The centre name ‘ReTuna Aterbruksgalleria’, an amalgam of the town name and Swedish words ‘Aterbruk’ and ‘Galleria’, meaning ‘reuse’ and ‘mall’ respectively, evidences the purpose of the mall. Its workers are quite forthcoming in addressing that all goods are secondhand.
However, its founder Anna Bergstrom also implores the significance of a strong business model and entrepreneurial presence. In order for the centre to operate, it relies on the rigour of the owners and managers of the retail shops. Without this thirst, Bergstrom believes the centre would operate more like a game rather than a shopping mall. It is an interesting balance between municipal and business, one which the success of the centre truly depends upon. The centre has no sole owner and is managed by environmental activists. It originates from bold politics and the town’s desire to be the best at handling waste management. Considering Sweden’s recycling policy has been dubbed “so revolutionary the country has run out of rubbish” by the Independent, the town was obviously going to have to produce something pretty remarkable to warrant that title.

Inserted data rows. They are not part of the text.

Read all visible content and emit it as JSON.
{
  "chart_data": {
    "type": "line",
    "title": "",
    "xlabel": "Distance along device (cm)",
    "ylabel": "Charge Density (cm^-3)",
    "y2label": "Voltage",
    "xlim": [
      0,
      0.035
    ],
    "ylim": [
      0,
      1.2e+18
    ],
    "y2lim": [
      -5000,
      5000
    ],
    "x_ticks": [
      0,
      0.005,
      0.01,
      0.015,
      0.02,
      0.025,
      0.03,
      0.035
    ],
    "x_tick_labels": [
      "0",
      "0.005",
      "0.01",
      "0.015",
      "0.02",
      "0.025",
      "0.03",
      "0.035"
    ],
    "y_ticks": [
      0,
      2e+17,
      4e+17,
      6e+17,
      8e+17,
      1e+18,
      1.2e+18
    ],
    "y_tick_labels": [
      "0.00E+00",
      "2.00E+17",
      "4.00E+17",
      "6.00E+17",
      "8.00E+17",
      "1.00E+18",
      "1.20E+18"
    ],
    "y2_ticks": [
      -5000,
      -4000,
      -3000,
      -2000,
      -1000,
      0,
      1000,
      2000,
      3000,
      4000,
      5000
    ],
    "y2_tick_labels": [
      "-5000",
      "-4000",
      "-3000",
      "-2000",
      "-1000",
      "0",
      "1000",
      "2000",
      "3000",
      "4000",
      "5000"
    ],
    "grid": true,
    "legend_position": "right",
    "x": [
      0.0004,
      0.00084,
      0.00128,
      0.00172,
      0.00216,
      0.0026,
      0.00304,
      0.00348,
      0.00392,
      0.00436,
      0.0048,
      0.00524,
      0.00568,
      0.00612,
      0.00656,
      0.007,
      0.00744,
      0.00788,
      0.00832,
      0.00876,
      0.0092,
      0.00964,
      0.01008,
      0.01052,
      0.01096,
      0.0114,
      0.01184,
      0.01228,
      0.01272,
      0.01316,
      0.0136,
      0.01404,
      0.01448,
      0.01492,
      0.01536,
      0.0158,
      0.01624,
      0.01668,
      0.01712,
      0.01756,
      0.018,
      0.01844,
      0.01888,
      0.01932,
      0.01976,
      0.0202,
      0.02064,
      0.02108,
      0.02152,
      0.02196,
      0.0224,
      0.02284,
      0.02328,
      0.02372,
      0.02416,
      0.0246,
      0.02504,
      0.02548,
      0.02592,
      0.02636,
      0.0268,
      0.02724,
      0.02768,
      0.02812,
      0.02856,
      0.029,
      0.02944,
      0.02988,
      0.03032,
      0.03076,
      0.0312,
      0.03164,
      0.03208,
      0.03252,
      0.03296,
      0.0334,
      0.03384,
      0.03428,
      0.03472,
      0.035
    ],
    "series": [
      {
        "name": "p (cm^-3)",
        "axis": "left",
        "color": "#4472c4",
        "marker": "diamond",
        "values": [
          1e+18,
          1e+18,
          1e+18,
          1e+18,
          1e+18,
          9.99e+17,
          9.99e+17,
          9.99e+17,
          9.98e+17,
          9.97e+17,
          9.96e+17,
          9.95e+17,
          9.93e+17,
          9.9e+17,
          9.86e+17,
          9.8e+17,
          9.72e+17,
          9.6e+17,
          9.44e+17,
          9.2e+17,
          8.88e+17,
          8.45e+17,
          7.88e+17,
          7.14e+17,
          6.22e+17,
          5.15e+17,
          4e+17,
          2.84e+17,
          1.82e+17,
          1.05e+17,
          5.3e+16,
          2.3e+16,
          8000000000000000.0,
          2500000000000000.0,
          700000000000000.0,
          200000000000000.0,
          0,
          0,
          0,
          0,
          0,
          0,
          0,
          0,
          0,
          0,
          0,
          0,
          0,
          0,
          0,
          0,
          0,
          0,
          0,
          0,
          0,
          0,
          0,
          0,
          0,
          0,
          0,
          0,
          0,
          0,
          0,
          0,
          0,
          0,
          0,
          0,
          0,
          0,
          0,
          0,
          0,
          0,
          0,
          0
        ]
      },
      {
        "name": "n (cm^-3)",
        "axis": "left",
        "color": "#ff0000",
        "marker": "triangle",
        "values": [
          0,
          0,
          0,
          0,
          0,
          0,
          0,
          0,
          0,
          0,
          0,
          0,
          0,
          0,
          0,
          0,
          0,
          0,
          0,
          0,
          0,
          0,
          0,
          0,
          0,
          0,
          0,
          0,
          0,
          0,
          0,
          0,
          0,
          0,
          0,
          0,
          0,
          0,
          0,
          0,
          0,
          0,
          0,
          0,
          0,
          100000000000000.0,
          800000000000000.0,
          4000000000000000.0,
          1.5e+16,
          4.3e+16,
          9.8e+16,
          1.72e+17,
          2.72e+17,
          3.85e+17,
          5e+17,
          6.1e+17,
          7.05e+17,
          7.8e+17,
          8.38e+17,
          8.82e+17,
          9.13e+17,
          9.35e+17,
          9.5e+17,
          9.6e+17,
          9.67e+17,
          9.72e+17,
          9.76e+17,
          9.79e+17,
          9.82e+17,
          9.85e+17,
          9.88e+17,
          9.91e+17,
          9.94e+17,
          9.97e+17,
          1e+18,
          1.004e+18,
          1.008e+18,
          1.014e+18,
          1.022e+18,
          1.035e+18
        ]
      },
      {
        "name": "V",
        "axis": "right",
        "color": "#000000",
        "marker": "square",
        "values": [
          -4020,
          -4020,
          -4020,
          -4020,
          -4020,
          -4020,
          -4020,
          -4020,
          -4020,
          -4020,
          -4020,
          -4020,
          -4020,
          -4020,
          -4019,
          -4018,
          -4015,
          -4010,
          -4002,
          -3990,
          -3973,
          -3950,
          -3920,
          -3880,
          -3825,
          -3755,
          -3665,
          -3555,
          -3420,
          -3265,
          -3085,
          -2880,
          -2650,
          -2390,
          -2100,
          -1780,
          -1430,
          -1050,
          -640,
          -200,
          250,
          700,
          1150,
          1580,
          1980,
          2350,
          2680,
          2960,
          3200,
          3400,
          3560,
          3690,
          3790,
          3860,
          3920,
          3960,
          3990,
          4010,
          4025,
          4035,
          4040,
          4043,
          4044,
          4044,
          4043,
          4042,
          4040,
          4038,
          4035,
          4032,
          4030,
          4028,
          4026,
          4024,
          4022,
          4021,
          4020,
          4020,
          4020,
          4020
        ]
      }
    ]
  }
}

Since its launch in August 2015, the centre has at times struggled to make a profit. However, this was entirely to be expected, and generally, it is considered to be a great success and to be more profitable than expected. The Swedes comfort with buying secondhand items is quite notable in the strength of the centre. Considering that Sweden actually imports rubbish in order to sustain its recycling plants, the Swedish people are obviously habituated with recycling and reused goods to a level most nations could not really understand. Although this may seem like a really great idea for other countries to implement, it is apparent that it, unfortunately, would not be quite so simple.

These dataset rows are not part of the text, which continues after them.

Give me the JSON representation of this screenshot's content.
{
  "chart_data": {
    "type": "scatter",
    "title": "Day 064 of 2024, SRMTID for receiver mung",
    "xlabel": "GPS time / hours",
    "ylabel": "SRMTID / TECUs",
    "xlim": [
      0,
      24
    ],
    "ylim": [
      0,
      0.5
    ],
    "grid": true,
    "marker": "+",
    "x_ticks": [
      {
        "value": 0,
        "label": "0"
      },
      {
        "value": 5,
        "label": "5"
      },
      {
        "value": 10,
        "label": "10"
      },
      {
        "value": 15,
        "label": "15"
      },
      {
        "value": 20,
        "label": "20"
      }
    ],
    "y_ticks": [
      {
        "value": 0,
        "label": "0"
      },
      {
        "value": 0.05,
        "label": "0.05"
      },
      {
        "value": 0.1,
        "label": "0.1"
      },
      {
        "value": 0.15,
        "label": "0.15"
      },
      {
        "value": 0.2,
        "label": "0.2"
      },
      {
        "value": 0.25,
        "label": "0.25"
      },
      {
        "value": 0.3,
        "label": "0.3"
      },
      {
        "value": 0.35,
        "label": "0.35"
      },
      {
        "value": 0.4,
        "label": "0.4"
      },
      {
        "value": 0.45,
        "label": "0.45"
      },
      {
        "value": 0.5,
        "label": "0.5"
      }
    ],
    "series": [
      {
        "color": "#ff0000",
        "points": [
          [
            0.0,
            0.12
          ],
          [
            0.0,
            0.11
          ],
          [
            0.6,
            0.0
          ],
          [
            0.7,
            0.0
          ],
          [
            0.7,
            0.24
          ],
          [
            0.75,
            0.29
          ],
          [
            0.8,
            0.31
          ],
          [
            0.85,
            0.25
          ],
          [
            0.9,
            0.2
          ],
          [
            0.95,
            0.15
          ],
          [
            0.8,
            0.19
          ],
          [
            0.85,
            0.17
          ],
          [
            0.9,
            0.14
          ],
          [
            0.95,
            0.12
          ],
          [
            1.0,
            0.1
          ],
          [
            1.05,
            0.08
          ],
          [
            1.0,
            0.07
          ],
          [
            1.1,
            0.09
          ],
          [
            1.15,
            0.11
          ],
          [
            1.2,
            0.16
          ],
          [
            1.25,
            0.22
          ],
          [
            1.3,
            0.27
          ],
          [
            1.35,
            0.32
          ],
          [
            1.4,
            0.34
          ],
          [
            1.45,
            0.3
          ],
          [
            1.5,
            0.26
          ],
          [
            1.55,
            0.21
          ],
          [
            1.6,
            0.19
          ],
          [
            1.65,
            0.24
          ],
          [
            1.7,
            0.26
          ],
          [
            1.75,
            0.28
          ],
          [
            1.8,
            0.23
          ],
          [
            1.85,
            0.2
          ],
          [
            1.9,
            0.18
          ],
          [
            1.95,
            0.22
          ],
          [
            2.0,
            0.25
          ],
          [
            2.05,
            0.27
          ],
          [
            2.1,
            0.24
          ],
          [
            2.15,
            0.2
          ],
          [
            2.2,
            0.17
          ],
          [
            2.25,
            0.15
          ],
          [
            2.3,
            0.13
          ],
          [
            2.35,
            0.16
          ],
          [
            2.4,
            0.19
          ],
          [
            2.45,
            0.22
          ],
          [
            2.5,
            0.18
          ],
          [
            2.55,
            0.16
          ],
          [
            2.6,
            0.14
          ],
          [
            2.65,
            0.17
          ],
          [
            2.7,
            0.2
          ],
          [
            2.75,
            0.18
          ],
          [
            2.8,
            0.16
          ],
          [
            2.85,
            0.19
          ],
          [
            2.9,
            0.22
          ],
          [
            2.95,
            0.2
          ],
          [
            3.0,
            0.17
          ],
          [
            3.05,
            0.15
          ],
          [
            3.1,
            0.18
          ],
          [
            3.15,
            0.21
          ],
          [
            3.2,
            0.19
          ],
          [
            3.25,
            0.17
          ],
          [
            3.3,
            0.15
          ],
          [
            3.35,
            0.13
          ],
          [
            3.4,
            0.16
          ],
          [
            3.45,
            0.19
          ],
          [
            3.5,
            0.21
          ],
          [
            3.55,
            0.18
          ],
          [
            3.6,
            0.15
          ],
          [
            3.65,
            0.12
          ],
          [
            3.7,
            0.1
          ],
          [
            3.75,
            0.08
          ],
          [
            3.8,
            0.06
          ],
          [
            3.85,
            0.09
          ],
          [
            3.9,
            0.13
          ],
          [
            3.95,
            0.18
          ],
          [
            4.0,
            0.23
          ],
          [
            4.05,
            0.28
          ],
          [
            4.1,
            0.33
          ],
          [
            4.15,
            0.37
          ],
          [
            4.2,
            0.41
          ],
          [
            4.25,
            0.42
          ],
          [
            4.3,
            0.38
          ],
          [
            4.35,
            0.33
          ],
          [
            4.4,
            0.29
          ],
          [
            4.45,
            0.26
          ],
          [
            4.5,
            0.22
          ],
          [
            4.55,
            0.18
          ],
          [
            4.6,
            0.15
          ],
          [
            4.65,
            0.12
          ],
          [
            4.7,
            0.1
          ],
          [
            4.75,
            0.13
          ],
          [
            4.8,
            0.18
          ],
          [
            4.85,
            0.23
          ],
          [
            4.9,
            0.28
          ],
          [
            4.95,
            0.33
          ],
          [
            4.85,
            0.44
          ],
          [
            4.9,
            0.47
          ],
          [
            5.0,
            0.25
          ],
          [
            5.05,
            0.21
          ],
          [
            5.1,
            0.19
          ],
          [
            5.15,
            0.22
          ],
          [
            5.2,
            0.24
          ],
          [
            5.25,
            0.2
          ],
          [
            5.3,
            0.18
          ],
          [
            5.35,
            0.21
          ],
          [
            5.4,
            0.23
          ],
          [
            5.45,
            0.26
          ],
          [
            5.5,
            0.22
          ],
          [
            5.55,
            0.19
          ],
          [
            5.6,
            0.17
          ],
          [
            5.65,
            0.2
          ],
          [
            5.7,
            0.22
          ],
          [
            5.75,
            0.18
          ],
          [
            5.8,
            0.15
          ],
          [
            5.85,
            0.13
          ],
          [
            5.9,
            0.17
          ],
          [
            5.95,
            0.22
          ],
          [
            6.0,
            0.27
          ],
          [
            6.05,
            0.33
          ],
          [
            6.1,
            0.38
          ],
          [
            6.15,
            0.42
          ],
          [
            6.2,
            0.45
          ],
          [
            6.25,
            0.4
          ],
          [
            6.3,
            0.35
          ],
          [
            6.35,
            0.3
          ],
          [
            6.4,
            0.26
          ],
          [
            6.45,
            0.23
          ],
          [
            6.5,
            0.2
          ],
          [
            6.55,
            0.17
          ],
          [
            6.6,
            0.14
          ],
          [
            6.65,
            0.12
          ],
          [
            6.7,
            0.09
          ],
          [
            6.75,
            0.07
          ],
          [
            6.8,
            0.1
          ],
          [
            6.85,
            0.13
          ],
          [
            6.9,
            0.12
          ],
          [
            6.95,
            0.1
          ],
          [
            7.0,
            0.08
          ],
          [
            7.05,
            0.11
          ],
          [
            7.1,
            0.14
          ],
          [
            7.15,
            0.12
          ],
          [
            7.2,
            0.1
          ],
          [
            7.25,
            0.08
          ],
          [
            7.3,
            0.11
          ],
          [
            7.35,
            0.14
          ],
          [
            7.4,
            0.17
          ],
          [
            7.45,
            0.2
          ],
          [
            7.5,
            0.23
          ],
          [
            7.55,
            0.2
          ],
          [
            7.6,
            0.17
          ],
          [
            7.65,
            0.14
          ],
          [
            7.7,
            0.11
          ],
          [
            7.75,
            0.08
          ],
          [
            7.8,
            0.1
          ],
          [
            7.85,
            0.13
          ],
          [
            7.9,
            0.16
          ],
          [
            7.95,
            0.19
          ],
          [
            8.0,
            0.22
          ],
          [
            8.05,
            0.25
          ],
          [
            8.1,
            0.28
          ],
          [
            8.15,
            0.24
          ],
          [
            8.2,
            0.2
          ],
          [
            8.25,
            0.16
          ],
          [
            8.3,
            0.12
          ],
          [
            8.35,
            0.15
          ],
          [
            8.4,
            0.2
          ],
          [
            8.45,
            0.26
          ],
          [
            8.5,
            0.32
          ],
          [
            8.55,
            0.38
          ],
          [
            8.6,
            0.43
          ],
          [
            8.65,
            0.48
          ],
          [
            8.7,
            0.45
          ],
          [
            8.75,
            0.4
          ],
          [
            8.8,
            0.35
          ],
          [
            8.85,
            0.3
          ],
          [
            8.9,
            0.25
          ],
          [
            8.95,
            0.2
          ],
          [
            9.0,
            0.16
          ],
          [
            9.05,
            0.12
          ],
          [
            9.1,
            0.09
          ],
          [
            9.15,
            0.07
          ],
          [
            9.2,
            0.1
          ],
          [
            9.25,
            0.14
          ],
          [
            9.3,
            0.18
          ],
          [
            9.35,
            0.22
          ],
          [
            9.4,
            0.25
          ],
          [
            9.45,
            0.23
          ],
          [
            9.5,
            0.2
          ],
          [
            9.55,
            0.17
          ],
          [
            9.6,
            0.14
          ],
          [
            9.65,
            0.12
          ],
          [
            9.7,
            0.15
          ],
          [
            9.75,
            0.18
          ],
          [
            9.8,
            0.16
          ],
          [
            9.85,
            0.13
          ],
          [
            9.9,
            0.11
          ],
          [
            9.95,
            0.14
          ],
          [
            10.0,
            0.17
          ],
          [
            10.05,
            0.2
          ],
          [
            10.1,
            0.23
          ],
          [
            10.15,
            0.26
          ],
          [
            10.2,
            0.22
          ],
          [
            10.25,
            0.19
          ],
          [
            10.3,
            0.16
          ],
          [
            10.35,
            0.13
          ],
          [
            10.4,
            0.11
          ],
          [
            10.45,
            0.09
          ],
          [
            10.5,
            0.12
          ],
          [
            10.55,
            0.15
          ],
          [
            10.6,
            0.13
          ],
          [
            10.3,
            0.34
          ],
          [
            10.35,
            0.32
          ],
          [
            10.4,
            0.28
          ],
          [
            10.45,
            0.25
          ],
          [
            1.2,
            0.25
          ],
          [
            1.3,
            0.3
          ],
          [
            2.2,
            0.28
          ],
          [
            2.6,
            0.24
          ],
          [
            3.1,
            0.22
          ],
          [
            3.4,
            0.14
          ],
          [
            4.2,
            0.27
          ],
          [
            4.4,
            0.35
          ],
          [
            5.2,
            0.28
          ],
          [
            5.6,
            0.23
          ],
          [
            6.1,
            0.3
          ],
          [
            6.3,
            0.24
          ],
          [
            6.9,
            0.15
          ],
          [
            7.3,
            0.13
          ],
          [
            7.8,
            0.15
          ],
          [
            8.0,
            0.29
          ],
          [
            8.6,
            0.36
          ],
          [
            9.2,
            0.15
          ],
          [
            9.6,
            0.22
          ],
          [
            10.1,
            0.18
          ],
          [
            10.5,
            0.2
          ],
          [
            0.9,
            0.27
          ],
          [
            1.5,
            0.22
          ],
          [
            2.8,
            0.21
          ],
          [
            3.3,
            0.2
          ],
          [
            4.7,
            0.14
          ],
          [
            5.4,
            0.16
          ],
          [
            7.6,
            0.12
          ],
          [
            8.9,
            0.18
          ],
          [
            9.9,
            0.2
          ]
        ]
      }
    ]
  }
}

Consisting of fourteen shops, the centre has specialist outlets in a whole host of areas, ranging from clothing to building materials. Accepting donations from the general public, the mall does not turn away any items. If products are not suitable for resale even after servicing, they are redistributed either to local communities or recycling centres. Nothing is thrown away. In addition to the shops and restaurant, the centre also houses an exhibition area, conference room, and training college. These all facilitate the education of recycling and really do ensure the longevity and ascension of ReTuna Aterbruksgalleria. Sweden has provided not just a shopping centre of rejuvenation, but also a centre of understanding and environmental responsibility.
It certainly will take a while for this kind of shopping model to spread. But its current strength is definitely a great accomplishment for the people of Eskilstuna, as well as a significant example of sustainable shopping.